Une chanson pour fêter les 13 ans d’un chat dévisageant

Happy lucky thirteen, little sod. (Thank you, Lizzi, for this lovely card!)
You could never know what I’m like
I might look cute but I’m the Antichrist
And I’ve a loud and piercing scream that sounds like hell
You’ll wind up bleeding from your ears and from your brain as well

And do you really think you’ll ever win
Well, look at me, chasing after men again
I give you lots of grief and you live in fear
And though you need to know why I’m still staring, you have no idea

You know I'm still staring harder than I ever did
Looking like a spooky panther, being just a little weird
And I'm still staring after all this time
Gonna wait till 3am then do some parkour up your spine

I’m still staring, ouais, ouais, ouais
I’m still staring, ouais, ouais, ouais

Once you hoped to have a peaceful life
But now my creepy staring cuts you like a knife
I love to stuff things up and make a scene
And if my life was just a movie it’d be Halloween

You know I’m still staring harder than I ever did
Looking like a chupacabra, scaring you a little bit
And I’m still staring after all this time
Trying hard to decimate your life and make you lose your mind

I’m still staring, ouais, ouais, ouais
I’m still staring, ouais, ouais, ouais

[Instrumental break - please allow your cats to go psycho during this time and burn off some of that energy]

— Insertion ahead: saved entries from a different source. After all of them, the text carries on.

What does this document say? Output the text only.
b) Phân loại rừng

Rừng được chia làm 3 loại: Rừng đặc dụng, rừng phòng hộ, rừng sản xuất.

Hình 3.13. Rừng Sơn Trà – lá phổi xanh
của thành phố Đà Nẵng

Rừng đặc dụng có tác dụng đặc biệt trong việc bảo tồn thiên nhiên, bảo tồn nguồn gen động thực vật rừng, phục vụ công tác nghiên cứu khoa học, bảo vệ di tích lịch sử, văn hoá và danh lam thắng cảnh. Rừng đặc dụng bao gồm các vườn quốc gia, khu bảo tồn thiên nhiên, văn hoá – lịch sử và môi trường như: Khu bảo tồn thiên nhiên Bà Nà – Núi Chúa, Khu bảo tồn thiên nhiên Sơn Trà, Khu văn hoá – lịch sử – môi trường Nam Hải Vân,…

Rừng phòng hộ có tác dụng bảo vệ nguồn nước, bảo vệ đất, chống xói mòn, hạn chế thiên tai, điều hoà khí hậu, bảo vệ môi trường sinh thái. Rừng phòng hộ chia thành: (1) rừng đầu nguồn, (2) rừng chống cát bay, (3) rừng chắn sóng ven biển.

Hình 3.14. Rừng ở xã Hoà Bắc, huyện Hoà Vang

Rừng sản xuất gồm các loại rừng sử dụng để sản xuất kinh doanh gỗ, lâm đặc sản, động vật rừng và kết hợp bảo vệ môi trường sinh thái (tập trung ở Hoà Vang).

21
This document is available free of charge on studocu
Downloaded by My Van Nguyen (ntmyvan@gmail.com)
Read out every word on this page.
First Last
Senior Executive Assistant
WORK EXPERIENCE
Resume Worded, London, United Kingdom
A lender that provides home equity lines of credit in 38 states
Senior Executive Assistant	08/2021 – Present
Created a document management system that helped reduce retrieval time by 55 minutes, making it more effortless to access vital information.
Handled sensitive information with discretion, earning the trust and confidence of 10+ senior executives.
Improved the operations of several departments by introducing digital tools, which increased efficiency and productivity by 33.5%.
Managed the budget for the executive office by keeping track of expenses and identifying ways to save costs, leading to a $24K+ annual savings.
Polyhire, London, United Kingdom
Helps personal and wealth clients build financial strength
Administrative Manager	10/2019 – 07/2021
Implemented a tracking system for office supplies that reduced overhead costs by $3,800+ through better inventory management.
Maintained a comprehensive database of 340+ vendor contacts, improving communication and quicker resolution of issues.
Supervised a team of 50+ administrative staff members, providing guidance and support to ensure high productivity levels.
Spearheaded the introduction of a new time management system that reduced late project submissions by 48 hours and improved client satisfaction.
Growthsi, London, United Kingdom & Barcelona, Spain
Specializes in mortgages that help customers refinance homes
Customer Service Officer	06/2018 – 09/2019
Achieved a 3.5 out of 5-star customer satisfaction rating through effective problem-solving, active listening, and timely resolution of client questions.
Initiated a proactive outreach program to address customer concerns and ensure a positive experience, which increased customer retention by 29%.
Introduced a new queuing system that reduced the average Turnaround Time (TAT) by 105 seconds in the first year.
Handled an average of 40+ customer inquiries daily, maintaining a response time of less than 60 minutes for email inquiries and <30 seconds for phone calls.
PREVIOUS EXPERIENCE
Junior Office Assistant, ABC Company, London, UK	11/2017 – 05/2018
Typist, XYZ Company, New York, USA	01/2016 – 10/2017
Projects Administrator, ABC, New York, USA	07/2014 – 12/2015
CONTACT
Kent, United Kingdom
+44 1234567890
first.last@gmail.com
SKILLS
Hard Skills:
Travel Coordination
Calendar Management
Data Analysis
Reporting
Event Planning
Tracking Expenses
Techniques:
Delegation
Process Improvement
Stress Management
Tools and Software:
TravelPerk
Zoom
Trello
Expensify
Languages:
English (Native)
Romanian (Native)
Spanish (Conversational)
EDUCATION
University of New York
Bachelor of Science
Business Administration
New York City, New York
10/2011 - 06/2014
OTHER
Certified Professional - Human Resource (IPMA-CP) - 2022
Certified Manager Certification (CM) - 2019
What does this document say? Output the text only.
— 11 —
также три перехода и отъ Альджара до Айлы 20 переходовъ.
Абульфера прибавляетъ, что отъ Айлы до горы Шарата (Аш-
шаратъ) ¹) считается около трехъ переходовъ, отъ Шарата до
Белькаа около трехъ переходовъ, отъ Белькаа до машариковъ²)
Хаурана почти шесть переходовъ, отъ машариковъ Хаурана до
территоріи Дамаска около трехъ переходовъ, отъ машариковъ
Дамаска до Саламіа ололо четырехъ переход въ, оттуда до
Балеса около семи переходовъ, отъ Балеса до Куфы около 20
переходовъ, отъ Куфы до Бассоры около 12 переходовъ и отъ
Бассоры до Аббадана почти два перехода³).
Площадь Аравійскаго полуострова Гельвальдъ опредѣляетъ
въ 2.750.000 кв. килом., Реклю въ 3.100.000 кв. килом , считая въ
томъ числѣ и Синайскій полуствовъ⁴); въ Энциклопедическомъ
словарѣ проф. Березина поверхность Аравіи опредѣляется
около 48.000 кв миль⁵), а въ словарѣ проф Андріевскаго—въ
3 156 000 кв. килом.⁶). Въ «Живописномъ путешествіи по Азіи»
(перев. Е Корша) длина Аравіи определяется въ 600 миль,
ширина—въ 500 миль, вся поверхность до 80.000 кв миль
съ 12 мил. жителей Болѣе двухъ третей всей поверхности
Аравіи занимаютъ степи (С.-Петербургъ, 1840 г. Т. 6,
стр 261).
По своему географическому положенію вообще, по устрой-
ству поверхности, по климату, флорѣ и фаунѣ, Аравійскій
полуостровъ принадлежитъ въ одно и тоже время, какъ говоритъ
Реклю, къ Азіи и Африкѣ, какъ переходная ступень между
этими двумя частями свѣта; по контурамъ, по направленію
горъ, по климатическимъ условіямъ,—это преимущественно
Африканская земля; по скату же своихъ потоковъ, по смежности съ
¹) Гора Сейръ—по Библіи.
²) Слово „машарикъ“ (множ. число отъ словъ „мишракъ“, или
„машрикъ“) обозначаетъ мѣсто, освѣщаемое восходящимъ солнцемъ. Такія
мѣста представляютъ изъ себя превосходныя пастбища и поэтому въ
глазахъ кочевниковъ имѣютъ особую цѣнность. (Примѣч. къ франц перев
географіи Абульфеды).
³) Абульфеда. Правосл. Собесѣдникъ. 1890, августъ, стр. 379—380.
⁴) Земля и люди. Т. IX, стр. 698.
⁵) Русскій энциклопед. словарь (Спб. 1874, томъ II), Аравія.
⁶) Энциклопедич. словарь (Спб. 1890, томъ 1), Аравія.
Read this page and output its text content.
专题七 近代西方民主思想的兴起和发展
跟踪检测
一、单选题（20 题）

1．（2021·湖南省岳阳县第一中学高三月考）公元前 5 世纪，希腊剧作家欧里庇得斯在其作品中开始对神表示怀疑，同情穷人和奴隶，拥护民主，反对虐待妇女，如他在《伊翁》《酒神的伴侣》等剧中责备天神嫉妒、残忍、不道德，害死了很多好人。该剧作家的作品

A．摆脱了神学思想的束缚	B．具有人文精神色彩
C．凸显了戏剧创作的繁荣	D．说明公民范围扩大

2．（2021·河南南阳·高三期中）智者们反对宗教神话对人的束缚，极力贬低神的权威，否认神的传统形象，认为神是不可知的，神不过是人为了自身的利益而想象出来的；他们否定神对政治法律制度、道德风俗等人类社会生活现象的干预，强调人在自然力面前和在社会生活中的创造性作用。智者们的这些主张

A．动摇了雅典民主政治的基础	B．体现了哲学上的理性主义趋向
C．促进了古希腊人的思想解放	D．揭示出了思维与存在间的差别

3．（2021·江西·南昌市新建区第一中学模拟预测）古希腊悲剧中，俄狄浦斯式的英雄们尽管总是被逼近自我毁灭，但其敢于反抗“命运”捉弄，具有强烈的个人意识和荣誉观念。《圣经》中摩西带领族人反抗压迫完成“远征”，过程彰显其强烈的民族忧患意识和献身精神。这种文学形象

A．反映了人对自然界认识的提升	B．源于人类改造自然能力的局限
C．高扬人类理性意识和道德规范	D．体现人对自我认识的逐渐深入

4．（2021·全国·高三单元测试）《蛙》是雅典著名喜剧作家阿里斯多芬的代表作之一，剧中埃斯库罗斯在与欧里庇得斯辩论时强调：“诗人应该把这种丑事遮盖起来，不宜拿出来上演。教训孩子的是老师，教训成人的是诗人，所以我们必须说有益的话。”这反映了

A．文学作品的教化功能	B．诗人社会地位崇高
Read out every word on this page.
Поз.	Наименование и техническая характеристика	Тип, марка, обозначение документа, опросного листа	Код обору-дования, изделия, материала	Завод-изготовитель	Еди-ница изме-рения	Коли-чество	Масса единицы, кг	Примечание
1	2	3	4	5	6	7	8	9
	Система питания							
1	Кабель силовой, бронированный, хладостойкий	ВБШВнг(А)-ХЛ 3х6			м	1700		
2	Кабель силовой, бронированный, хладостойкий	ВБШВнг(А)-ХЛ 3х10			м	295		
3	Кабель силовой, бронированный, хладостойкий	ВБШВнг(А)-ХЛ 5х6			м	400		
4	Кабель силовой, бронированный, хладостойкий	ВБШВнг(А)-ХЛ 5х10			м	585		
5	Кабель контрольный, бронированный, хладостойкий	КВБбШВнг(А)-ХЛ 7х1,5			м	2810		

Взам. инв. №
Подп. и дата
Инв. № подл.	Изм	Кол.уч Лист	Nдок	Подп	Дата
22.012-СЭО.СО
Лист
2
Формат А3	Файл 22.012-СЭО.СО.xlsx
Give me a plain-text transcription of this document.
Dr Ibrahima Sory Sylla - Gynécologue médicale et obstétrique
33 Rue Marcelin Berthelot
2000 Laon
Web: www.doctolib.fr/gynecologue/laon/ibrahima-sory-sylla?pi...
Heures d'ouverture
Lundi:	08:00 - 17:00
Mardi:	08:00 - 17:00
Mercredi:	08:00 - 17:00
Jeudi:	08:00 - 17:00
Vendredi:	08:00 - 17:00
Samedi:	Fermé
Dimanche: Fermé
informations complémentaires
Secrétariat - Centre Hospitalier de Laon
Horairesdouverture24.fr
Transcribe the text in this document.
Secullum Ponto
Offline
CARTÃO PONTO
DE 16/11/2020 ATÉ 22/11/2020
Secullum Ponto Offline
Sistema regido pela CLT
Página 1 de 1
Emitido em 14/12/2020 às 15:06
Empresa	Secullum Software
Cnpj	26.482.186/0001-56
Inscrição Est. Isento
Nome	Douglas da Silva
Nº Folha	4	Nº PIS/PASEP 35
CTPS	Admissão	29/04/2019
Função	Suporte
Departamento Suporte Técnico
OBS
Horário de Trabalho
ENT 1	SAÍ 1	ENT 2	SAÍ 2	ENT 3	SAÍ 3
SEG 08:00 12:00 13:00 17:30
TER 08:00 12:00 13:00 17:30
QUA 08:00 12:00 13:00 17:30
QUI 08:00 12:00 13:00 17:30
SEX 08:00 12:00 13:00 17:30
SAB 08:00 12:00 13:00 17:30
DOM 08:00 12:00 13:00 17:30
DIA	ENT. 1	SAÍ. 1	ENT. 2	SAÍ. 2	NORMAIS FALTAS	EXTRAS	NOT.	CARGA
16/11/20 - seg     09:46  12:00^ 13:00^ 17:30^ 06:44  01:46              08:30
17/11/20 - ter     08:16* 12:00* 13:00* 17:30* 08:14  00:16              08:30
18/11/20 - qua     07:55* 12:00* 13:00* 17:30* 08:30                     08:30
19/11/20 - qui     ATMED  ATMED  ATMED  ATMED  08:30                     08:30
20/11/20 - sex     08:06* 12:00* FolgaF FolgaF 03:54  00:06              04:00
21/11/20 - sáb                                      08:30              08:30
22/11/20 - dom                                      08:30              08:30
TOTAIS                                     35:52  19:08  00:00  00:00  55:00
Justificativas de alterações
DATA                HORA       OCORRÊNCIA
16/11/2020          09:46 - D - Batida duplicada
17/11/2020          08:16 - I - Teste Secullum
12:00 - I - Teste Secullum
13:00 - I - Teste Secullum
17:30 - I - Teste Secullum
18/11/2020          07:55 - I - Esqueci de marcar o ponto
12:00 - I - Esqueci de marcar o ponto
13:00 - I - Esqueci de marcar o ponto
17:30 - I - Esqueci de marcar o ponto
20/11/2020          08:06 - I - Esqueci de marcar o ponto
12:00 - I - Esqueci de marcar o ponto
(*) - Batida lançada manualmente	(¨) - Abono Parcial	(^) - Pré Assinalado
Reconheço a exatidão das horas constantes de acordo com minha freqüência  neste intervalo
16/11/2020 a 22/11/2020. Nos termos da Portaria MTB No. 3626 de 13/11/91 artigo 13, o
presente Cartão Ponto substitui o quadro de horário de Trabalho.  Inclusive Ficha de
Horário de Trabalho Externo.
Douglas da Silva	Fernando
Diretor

Don’t you know I’m still staring harder than I ever did
Looking like a goofy vampire, being such a little shit
And I’m still staring after all this time
Better find a darkened room and sit and cry and drink some wine

I’m still staring, ouais, ouais, ouais
I’m still staring, ouais, ouais, ouais

[Repeat until Louis Catorze stops creepy-staring or the world comes to an end, whichever happens first.]
Still staring.

Ça, c’est bien les chats

Merde, merde and thrice merde: it seems as if the mischievous fae folk of Beltane have already started working their naughty magic on Louis Catorze. Or maybe he is the one who controls them? That seems much more likely, doesn’t it?

I have just caught the horrid little sod nuzzling my signed – SIGNED – copy of CJ Tudor’s The Drift. It’s almost as if he did this on purpose to avenge his defiled silverware, although it would be very unfair indeed because Cat Daddy is the silverware-defiler, whereas this book belongs to ME, the innocent party in all this.

The edge of the book jacket is now scuffed, and there’s a fang mark on it. And it’s clear how firmly Catorze committed to his mission; the way the fur is all splayed out on his cheek shows that he was really, really going for it:

For goodness’ sake.
FOR GOODNESS’ SAKE.

Now, before the extreme cat freaks among you – YOU KNOW WHO YOU ARE – suggest that the Catorzian stamp will somehow add value or improve the book, come on; this is hardly in the same realm as Banksy shredding Balloon Girl.

The author describes herself on Instagram as a dog lover, and I am starting to think she might have the right idea. Cats are trouble … and black ones with book-ruining fangs, especially so.

Lent et régulier gagne la course

Cat Daddy and I are back from his sister’s birthday extravaganza. During our absence, our chat-sitteurs sent us this photo of Louis Catorze cavorting around on their bed. Yes, they were in the bed at the time. No, Catorze didn’t care:

Utterly shameless.

In other news, it’s that time again: the snail harvest is just beginning and Catorze is proving once again that, whilst you can take Le Roi out of France, you can’t take France out of Le Roi.

I recently found this little blighter crawling up our kitchen sofa:

Oh my.

The only way it could have come in is via Catorze’s fur. Either he is brushing against snail-studded undergrowth and dislodging them, or perhaps he can’t help but oblige when the snail bids him a jaunty bonjour and asks for a lift indoors.

With Catorze spending progressively more time outdoors as the weather brightens, no doubt there will be further extra guests sneaking in. At least I was able to catch this one before it ran amok – and, yes, we must be the only household who has to worry about catching the slowest animal in the world before it runs amok.